Financial Times Opinion :: IMF downgrades are a warning to the world

COVID-19 – Global Economic Impact

Financial Times
IMF downgrades are a warning to the world
Fund’s forecasts reflect the fact that the pandemic is not under control
The editorial board
June 25,2020

The IMF has provided a stark warning that the damage coronavirus has done to the global economy is worsening. With the world failing to keep a lid on infections and the focal point of the crisis moving from Europe to the Americas, the fund has lowered the growth forecasts it made in April — which even then forecast the worst contraction since the Great Depression. With the downturn deepening, it is vital that policymakers redouble efforts to avoid further economic collapse, and support the eventual recovery.

While the general mood in Europe is one of relief at the gradual suppression of coronavirus and a determination to enjoy what is left of the summer, the disease is still spreading across the world. Many of the most populous countries such as India and Brazil are seeing rapid increases in the number of deaths. The case count is also rising in the US south and west but so far, mercifully, deaths are not increasing at the same rate. Even many of those countries that appear to have eliminated the virus altogether are occasionally seeing isolated outbreaks and must now learn to live with the virus as a constant presence and potential threat.

This persistence of the pandemic is one reason for the IMF’s downgrades. The fund now expects the world economy to shrink by 4.9 per cent this year, from 3 per cent in its previous set of forecasts. This would “imperil” much of the world’s progress in reducing extreme poverty since the 1990s. Government debt, meanwhile, will surpass the record level it reached during the second world war according to Gita Gopinath, the fund’s chief economist. Projections for next year are weak, too; apart from China, neither advanced nor emerging countries as a group will exceed the pre-crisis peak size of their economy before the end of 2021.

Many factors contributed to the bleaker outlook: the long-term damage to economic potential from the shutdowns is worse than the IMF anticipated, countries currently exiting lockdown will have to persist with social distancing for longer and additional costs to companies will be higher, with new safety and hygiene practices throughout the second half of this year. Moreover, economies now seeing increasing numbers of infections will have to extend lockdowns. The impact of all this is a reduction in global trade and business investment.

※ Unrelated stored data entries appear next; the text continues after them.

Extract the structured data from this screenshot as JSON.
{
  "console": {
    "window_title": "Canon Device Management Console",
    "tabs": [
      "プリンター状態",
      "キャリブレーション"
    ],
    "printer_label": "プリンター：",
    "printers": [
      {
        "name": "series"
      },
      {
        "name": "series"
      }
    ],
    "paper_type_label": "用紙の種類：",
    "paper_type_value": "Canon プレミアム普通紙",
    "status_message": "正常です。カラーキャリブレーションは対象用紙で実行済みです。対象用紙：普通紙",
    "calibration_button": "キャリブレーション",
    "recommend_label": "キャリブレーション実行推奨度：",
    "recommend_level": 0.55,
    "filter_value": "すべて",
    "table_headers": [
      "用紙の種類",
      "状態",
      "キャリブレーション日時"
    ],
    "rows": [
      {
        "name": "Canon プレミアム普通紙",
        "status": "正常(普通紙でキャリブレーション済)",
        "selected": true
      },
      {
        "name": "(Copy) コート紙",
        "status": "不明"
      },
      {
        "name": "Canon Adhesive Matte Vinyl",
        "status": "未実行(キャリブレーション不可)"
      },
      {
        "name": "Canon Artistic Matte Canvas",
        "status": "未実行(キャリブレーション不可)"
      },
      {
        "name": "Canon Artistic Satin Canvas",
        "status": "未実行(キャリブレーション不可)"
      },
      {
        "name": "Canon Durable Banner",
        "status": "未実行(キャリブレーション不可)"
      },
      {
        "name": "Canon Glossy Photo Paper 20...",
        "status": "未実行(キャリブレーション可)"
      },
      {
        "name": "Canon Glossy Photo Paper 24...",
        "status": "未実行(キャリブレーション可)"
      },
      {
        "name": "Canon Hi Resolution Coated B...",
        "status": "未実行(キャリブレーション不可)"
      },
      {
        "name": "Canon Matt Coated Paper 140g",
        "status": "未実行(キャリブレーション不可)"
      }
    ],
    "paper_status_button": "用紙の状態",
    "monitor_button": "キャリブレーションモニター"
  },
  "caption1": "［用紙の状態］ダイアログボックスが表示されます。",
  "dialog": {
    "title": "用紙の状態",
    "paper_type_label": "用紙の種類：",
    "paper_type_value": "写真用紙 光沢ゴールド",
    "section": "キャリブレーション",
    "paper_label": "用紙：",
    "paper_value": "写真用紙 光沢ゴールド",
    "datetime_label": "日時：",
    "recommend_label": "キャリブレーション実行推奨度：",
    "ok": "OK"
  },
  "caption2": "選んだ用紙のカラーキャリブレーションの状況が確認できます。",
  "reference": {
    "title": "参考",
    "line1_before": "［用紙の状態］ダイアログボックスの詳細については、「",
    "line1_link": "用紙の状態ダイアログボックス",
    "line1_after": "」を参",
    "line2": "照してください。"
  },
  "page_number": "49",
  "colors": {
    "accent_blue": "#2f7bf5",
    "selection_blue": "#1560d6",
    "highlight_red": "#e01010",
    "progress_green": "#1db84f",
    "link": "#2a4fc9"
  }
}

The one brighter spot is financial conditions. The efforts of central banks, led by the Federal Reserve, have stabilised capital markets and allowed emerging market governments to raise funds, after the disruption earlier in the year. However the divergence between equity markets and the economy more generally raises the possibility that financial conditions could suddenly worsen if shares drop, leading to a return of disorder in markets.

Monetary and fiscal stimulus is essential to help the world recover. The IMF also, sensibly, calls for countries to resist further escalations in conflict over trade and technology — the US is considering further tariffs on European exports as part of its dispute over the treatment of aircraft maker Airbus. It urges global co-operation, too, to mitigate any repeat of the pandemic and “build on” the fall in carbon emissions.

While lockdowns have reduced the spread of infections in Europe, they have worked less well in many poorer countries where informal economies and multiple generations living in the same household have made it much harder to contain the disease. Poorer countries, too, have far fewer resources to fight it. If the IMF’s forecasts are correct then they are likely to need even more financial assistance. The rich world must ensure they get it.